On pourrait reprocher à "Free Fire" son manque d'histoire, son manque d'enjeux et de prises de risques, alors que l'on reprochait à "High-Rise" l'inverse. Ben Wheatley a donc un problème de gestion quant à ses histoires. Cependant, je trouve son Œuvre intéressante par son évolution aussi bien stylisée que narrative. Alors que "Kill List" était un thriller horrifique et "High-Rise" un film totalement à part, "Free Fire" est un huis clos. Une rencontre qui tourne mal autour d'un trafic d'armes.
J'étais sceptique quant à ce qu'allait donner ce film, la bande annonce était plaisante et annonçait un film décomplexé et détonnant mais avec un humour assez ridicule. "Free Fire" ne l'est point, ridicule. Si le comique est présent, le film n'est en aucun cas burlesque. L’humour noir de ces personnages hauts en couleur rapproche le film d'une partie de jeu vidéo dont la violence est altérée par une bonne dose d’autodérision et de punchlines bien placées. « Je ne suis pas mort. Je me repose ». Comme dans "Kill List", Ben Wheatley mélange les tons. Il allie parfaitement action et comédie, humour et sérieux, à la manière de Phil Lord et Chris Miller sur leur adaptation de "21 Jump Street". Mais la comparaison s'arrête là, car "Free Fire" est différent. Non pas original mais différent, un huis clos divertissant mais peinant à émouvoir. On suit cette fusillade d'une heure et demie en tant que témoin, et non en tant qu'otage, là où le film aurait sans doute gagné. En effet, les personnages ne sont pas attachants. Si leurs relations sont évoquées, montrées et exprimées, on ne se sent pas investi dans leur parcours, dans leur survie. Chacun pour soi, l'enfer c'est les autres. Cependant les acteurs sont excellents et on sent que tous s'amusent, aucun n'excelle plus qu'un autre. Si j'ai une affection particulière pour Sharlto Copley ("Open Grave") et Cillian Murphy ("Peaky Blinders"), Armie Hammer ("The Lone Ranger"), Sam Riley ("Maléfique") et Jack Reynor ("HHhH") m'ont bien fait rire.

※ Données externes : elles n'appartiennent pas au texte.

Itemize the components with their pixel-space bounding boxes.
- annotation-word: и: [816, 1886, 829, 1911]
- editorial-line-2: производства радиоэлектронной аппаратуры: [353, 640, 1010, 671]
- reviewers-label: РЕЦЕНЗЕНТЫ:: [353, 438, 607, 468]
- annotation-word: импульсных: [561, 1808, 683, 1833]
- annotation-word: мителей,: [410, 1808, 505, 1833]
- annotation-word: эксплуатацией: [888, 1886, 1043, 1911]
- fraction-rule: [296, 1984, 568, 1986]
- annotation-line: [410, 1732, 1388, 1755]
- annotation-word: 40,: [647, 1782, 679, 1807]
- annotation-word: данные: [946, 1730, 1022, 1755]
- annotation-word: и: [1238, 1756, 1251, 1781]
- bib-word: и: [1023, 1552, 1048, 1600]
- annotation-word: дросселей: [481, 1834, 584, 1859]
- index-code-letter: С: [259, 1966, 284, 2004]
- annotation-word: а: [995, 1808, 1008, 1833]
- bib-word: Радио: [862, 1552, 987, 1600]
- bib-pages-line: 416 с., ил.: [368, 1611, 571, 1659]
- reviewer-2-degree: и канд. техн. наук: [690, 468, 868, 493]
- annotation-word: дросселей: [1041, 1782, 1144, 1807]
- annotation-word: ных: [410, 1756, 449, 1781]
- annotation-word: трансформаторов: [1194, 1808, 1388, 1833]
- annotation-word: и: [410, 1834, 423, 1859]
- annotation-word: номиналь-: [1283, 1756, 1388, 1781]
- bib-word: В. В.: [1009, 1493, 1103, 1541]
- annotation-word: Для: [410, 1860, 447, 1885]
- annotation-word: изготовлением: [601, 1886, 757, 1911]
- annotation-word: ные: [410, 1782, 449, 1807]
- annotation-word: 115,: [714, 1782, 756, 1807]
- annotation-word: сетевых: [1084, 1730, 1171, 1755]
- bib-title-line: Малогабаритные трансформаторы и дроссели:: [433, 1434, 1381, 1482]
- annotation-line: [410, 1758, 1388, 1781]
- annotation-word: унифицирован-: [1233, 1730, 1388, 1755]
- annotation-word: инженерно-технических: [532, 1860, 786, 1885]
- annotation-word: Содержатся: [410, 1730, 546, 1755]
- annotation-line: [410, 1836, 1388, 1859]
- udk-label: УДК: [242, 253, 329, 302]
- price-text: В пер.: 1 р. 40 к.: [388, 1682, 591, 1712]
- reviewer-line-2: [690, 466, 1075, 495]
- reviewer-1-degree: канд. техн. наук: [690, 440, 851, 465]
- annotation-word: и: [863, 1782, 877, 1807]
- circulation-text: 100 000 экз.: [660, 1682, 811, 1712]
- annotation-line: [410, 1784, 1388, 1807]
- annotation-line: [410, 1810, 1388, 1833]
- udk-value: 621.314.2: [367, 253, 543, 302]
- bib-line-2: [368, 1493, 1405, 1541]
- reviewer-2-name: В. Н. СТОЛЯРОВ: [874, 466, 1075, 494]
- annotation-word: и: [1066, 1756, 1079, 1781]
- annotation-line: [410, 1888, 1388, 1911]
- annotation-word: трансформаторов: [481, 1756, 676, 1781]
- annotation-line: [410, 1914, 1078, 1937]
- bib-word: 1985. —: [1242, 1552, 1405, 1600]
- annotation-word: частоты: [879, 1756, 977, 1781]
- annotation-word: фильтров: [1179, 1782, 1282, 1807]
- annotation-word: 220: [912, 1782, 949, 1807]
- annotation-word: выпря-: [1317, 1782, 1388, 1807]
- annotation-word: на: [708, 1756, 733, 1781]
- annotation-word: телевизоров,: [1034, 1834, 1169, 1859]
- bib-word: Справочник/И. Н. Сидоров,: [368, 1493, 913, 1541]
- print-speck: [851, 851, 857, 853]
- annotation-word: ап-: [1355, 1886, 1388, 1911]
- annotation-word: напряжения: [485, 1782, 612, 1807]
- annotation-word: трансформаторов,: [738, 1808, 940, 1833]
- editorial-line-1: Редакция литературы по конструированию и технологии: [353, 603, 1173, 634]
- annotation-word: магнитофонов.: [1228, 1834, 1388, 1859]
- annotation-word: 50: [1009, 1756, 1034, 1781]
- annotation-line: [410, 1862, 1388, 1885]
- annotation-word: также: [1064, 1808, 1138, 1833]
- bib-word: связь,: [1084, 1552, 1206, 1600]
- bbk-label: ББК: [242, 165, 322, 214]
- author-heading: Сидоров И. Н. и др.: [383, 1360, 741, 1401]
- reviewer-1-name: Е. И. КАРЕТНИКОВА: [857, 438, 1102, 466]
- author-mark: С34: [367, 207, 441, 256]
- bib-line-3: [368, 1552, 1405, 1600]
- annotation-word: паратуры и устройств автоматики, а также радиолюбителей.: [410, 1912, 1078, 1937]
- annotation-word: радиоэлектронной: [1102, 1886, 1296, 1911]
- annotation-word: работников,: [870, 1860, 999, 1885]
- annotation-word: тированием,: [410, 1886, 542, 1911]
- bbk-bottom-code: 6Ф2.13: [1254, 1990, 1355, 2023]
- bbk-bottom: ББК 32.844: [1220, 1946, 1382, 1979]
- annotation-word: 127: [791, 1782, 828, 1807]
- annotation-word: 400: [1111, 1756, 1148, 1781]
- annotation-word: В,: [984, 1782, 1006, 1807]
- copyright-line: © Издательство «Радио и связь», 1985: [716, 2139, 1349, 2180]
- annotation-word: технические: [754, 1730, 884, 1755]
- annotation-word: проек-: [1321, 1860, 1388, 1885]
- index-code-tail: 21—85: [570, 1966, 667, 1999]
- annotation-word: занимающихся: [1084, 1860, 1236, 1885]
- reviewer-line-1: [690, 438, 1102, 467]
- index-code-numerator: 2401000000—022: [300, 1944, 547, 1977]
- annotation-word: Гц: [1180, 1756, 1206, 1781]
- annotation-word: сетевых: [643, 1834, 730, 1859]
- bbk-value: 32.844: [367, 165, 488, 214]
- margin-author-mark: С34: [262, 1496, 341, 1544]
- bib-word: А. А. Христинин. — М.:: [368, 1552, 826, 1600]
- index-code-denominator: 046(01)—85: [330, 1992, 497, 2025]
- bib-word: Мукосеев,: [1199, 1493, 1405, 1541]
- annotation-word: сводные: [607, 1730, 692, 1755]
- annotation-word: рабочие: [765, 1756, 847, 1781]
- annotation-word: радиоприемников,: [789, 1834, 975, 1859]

L'humour est très efficace, souvent incisif et au juste moment. Les dialogues, bien qu'ils ne soient très recherchés à l'inverse d'un "Reservoir Dogs", sont formés par des punchlines. Je reconnais que le film manque de scènes cultes. S'il avait été plus inventif scénaristiquement et visuellement, il aurait pu se hisser parmi les huis clos incontournables. Toutefois est-ce que cela était l'envie de Ben Wheatley ?
« That was the jumping-off point. So I went, "That's fucking weird," and I thought, I have never seen a film like that. So That sat unmade for, like, 10 to 15 years, and then I started to do research on a thing about the Troubles in Ireland. I had read this brilliant story about the Ira going to New York to buy guns and then putting them on the QE2, and then the ship going back and unloading them in Belfast. I was like, "Oh, my God" ».
Wheatley voulait faire une fusillade d'une heure et demie, pour cela il s’en est inspiré d’une qui a opposé des agents du FBi et des braqueurs en 1986 à Miami. « Ce qui ressortait, c’était l’impression de chaos et d’horreur ». Une impression qu’il a tenté de reproduire dans "Free Fire" où le spectateur se retrouve aussi largué que les personnages au milieu de tirs fusant de toutes parts. La violence est ici assez graphique, mais principalement désamorcée par le comique de situation ou de gestes.
Ben sait manier les images. "High-Rise" m'avait bluffé par son visuel. "Free Fire" n'est pas dans cette optique stylistique. Si les images sont belles grâce aux splendides couleurs et au décor, la façon dont le tout est filmé cherche cependant l'efficacité au symbolisme. La réalisation est donc certes assez classique mais non moins travaillée, en plus d'être accompagnée par une bonne bande originale.
J'ai apprécié mon visionnage de "Free Fire". Le film est un divertissement des plus correctes voire honnêtes. La courte durée m'a directement fait rentré dans l'histoire, sans me faire décrocher une seconde malgré d'indéniables défauts de partis pris et de facilités. Car oui l'on pourrait se questionner sur les actions des personnages, leur but, leur passé, mais Ben a voulu montrer une simple rencontre qui vire à la dégénérescence, une rencontre qui n'épargnera ses personnages, à défaut de laisser le spectateur en témoin, relatant en bien ou en mal aux autres ce qu'il vient de voir. Car comme le dit Chris : "Ce n'est pas ce qu'on a commandé", mais la réponse de Vernon permet de penser que cela peut aussi être un mal comme un bien. En tout cas Ben a fait ce qu'il voulait et moi, j'ai aimé.